The saying really is true, “you never know what you have until it’s gone”. As I mentioned before, I believe everything happens for a reason and I believe that I developed vocal nodules so I could learn to appreciate and whole-heartedly love my god-given talent. Every day I am blessed to have a voice and I will never again take my talent for granted. It’s not often that you get a second chance at a good thing.

Below is a link to my performance in Love in the Afternoon singing Midnight Train to Georgia. Enjoy! 🙂 .

Brittany MacLeod

Class of 2013

Follow me on Twitter @BMACtastic

Photographs taken by Mike Williams

2 thoughts on “It’s Not Often You Get A Second Chance

  1. So proud of you, little lady : ) You sounded great!
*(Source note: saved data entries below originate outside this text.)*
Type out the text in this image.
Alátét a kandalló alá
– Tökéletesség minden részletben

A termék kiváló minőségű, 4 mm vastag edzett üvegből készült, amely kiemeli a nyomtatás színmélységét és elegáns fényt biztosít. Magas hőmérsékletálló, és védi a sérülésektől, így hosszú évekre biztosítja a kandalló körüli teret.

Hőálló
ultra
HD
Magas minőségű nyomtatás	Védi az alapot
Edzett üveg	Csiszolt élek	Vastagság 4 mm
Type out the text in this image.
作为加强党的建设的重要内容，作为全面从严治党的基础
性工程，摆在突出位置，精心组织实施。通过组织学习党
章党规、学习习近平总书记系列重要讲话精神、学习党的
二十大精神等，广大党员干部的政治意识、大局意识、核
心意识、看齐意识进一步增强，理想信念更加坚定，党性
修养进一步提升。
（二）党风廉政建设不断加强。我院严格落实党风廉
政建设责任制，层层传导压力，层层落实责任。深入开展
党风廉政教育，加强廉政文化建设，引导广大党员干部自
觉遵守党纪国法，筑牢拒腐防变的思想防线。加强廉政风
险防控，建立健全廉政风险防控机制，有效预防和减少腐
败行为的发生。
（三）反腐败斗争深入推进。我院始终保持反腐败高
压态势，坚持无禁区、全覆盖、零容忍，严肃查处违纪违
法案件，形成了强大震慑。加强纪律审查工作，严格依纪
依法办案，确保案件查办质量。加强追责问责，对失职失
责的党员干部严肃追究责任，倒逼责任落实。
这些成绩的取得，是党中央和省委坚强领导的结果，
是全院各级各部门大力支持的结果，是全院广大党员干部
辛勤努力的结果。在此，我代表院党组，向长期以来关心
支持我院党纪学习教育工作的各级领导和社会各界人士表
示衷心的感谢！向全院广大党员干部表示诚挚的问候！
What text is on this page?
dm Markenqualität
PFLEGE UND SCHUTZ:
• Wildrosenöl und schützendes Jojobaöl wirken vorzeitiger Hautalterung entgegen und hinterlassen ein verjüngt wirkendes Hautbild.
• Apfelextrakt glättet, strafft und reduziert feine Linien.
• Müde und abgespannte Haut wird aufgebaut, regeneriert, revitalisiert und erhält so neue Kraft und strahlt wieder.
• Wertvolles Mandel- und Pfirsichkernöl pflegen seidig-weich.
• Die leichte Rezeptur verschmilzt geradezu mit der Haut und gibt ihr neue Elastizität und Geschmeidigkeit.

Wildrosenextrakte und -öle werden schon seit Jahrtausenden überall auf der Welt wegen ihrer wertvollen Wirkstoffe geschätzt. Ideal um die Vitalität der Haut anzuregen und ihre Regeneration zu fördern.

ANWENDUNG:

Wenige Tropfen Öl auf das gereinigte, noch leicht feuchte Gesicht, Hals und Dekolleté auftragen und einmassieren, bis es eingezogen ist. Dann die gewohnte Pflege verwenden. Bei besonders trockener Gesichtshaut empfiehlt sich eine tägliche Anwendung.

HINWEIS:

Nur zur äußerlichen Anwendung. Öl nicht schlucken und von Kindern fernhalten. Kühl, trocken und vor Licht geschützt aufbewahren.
Maybe it’s just me, but I didn’t even hear the crack you’re talking about. I wish we could have done a show together! Someday ; )

  2. Brittany, I never got the pleasure of meeting you because I’m a 2009 graduate (yay Marist Singers!), but I was moved by your story. I see a lot of myself in you and your struggles with your voice. After reading your story and before seeing your video clip, I expected to hear a raspy, not strong, damaged voice, but guess what I heard…An incredibly powerful, clear, strong, and healthy voice! So whatever disappointments you have in yourself, the rest of the world will never see or hear them. Rock on beautiful lady!